Trump ha sempre chiesto che gli altri Paesi aderenti spendano di più. Alcuni Paesi europei, tra cui l’Italia, hanno detto che bisognerà spendere anche più del 2% del PIL fissato come tetto minimo. Ci costringerà ad aumentare la spesa militare?
Trump ha sempre detto che il 2% era il minimo, ma che bisognava spendere molto di più. Un discorso in termini commerciali, come quello che ha fatto a Taiwan: “Volete il supporto degli USA? Dovete pagare”. L’aiuto USA è una sorta di assicurazione e, per essere assicurati, bisogna pagare. Non è certo un approccio da grande statista. Ci sono Paesi europei che hanno superato il 2% di spesa, noi lo sfioreremo tra il 2026 e il 2027. Giorgetti ha detto che, per il momento, l’Italia non è in grado di spendere così tanto, potrebbe andarci vicino nei prossimi 2-3 anni.

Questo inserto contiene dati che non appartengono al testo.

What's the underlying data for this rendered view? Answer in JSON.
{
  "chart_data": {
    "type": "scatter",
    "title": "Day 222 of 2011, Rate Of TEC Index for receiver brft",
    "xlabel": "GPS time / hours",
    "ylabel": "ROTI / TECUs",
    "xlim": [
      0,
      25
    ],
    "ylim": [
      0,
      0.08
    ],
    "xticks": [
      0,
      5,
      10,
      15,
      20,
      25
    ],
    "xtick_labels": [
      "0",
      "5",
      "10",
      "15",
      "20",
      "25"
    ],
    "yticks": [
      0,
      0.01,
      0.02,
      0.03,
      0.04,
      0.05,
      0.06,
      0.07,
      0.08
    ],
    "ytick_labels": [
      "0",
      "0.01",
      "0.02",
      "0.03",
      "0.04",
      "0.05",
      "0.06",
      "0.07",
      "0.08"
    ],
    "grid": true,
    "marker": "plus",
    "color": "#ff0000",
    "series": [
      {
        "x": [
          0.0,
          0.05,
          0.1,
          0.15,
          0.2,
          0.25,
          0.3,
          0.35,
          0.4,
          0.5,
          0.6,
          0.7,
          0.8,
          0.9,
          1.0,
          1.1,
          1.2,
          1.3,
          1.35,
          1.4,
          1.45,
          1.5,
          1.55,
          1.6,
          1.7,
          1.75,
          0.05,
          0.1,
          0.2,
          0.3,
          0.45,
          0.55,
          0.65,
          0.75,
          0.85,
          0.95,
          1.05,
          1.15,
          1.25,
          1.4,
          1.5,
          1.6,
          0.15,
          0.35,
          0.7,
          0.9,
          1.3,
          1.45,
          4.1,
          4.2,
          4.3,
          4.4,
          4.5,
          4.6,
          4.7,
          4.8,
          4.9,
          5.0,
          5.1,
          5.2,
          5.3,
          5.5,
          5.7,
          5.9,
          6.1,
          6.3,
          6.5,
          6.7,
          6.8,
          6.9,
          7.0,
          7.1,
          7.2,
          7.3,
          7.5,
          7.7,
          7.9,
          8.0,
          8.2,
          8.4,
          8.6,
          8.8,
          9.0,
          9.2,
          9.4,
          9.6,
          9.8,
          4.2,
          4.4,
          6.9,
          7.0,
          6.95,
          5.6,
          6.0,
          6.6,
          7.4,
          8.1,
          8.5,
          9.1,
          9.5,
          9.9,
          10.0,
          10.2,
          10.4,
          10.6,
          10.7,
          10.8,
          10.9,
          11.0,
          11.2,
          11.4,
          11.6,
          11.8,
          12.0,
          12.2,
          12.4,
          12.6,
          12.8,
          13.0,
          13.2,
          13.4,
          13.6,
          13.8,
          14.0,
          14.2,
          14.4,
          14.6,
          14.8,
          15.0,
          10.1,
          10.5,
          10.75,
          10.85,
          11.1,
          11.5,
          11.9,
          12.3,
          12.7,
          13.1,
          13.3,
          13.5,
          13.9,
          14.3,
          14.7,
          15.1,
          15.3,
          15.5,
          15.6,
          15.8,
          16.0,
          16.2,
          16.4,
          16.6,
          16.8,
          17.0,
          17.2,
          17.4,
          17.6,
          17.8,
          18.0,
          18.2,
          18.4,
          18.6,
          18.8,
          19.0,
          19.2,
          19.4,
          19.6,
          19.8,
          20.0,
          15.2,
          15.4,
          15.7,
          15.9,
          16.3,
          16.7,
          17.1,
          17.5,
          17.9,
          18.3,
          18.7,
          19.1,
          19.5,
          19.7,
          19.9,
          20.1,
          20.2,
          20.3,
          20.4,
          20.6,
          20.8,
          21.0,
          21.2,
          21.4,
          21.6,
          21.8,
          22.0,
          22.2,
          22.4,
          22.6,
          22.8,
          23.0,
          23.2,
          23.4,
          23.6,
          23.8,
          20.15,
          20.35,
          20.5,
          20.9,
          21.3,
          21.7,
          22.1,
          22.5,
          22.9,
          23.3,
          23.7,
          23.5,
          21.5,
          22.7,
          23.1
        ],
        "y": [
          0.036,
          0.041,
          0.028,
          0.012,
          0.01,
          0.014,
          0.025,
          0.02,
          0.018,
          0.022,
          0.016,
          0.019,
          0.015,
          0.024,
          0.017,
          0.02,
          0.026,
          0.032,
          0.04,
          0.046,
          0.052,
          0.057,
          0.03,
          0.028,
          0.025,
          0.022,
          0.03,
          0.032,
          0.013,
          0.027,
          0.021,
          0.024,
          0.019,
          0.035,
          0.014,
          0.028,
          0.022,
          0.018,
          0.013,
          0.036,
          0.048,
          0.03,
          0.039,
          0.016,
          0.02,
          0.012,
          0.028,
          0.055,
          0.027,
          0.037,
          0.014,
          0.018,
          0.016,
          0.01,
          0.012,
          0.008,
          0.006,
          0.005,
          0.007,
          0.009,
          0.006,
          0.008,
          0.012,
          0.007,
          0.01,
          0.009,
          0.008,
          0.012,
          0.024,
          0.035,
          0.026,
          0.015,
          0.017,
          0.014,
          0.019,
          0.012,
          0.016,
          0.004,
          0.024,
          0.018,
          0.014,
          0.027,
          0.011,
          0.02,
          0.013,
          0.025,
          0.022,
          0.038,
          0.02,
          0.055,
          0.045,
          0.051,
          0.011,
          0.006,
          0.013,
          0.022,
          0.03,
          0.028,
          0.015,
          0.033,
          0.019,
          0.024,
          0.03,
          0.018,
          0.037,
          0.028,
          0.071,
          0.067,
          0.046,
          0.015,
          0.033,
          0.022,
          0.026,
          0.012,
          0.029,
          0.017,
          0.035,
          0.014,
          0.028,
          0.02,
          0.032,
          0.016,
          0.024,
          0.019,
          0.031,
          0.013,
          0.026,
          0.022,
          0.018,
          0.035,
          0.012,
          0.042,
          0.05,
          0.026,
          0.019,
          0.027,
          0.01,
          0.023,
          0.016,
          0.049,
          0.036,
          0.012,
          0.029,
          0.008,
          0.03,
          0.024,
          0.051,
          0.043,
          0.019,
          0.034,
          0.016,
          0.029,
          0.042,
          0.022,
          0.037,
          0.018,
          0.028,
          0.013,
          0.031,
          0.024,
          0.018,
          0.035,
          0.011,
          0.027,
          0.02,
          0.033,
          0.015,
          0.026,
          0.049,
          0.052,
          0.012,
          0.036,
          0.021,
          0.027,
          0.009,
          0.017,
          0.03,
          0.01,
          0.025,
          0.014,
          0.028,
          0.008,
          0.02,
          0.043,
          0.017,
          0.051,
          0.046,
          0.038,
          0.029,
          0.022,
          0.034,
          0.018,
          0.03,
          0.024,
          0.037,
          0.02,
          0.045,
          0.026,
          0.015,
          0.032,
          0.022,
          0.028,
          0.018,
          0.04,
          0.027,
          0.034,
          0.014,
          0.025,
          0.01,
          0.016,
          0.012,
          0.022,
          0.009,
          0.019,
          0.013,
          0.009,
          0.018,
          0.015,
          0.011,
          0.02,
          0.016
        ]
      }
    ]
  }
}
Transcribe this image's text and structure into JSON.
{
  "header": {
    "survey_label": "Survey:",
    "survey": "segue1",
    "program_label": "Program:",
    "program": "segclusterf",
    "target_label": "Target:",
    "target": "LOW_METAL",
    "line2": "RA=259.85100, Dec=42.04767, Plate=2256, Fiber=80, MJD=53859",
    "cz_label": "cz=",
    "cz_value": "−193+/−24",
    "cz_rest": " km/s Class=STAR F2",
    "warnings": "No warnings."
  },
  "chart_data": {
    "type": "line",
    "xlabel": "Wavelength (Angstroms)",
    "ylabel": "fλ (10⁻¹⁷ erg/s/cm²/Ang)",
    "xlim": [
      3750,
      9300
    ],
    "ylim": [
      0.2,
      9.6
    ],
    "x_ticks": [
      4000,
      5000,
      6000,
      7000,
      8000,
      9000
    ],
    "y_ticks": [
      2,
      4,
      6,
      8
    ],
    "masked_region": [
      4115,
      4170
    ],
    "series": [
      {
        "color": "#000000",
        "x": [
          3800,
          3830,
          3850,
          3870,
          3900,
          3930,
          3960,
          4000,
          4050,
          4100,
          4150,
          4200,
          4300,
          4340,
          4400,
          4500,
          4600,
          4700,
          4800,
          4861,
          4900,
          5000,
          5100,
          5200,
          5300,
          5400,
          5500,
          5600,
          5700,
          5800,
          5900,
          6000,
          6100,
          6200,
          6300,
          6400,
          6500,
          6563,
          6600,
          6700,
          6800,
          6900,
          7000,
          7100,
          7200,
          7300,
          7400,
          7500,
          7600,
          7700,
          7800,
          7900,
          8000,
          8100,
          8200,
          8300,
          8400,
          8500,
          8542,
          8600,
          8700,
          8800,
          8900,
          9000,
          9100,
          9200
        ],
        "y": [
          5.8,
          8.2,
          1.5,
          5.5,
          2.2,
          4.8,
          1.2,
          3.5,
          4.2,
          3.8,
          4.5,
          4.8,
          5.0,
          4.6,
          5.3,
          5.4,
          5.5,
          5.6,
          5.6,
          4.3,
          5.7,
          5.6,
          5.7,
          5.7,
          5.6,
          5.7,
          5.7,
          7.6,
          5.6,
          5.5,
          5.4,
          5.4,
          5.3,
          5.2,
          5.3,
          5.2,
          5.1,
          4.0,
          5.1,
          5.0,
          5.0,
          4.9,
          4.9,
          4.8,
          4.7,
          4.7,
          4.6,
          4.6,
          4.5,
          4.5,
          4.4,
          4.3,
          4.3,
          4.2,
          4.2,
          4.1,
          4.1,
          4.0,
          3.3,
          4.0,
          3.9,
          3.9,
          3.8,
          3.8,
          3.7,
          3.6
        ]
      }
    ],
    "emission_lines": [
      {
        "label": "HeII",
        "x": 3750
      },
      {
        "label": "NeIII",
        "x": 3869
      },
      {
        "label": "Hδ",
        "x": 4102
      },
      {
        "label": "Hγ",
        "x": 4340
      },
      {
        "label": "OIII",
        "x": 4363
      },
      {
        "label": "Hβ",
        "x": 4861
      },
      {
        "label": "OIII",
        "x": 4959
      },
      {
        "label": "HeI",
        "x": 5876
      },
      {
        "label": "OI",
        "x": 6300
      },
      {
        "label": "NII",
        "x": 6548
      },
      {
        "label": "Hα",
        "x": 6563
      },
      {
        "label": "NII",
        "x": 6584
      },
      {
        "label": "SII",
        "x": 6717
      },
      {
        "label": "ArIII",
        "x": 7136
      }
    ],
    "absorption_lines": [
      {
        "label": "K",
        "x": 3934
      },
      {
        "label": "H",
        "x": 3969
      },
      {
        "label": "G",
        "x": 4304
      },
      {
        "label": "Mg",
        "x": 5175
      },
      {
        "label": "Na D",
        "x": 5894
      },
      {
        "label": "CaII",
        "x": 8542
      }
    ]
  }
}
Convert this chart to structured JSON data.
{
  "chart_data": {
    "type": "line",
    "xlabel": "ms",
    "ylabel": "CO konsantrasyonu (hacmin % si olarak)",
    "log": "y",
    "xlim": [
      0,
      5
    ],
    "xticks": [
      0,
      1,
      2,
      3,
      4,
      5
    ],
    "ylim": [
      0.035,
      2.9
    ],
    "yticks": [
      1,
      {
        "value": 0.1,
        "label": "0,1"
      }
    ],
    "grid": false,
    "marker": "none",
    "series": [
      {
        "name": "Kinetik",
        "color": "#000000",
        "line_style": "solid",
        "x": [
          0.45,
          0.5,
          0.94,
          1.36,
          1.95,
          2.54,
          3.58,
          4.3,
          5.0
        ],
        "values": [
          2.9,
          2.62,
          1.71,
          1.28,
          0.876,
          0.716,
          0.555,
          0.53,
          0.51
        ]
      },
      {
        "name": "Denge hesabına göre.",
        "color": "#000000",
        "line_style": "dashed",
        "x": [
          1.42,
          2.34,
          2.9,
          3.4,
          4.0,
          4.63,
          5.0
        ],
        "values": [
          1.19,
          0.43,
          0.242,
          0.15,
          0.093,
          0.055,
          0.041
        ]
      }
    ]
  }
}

Insomma, un approccio commerciale anche in questo campo?
Un Paese che ha capito molto bene questo discorso è la Polonia: ha chiesto sempre la presenza di soldati USA, dichiarandosi disponibile a pagare qualunque tipo di spesa. E infatti nelle loro basi ci sono 10mila soldati USA: è il modello che piace a Trump, un modello commerciale.
Se si ragiona solo in questi termini e non strategicamente, si rischia però un indebolimento a livello politico?
Trump ha messo in discussione anche l’articolo 5, secondo il quale un Paese attaccato deve essere aiutato dagli altri, sostenendo che gli Stati Uniti non andranno in soccorso di un Paese attaccato dalla Russia se non spende almeno il 2% del PIL per la difesa. Un’affermazione devastante. Ci sono Paesi ammessi alla NATO per questioni politiche, penso per esempio alla Macedonia del Nord e al Montenegro.
Ma quali sono i fronti su cui dovremo essere più impegnati? Il Baltico, per esempio?
L’Artico, l’asse strategico settentrionale, che sarà teatro di un confronto ibrido con una componente di minaccia militare comunque elevata. Svezia e Finlandia, che sono entrate per motivi di opportunità legati alla Russia, vorranno una NATO vincolata alla loro sicurezza. Noi guardiamo al Mediterraneo, nel Nord Europa all’Artico, chi confina con la Russia chiederà attenzione per quello. Spinte contrastanti che arrivano da Paesi assertivi, che hanno risorse e sono politicamente stabili.
Il futuro immediato della NATO, allora, qual è?
Farà fatica a definire la sua missione perché ci sono dinamiche diverse, dove chi urla più forte prevale. Il problema non è solamente Trump.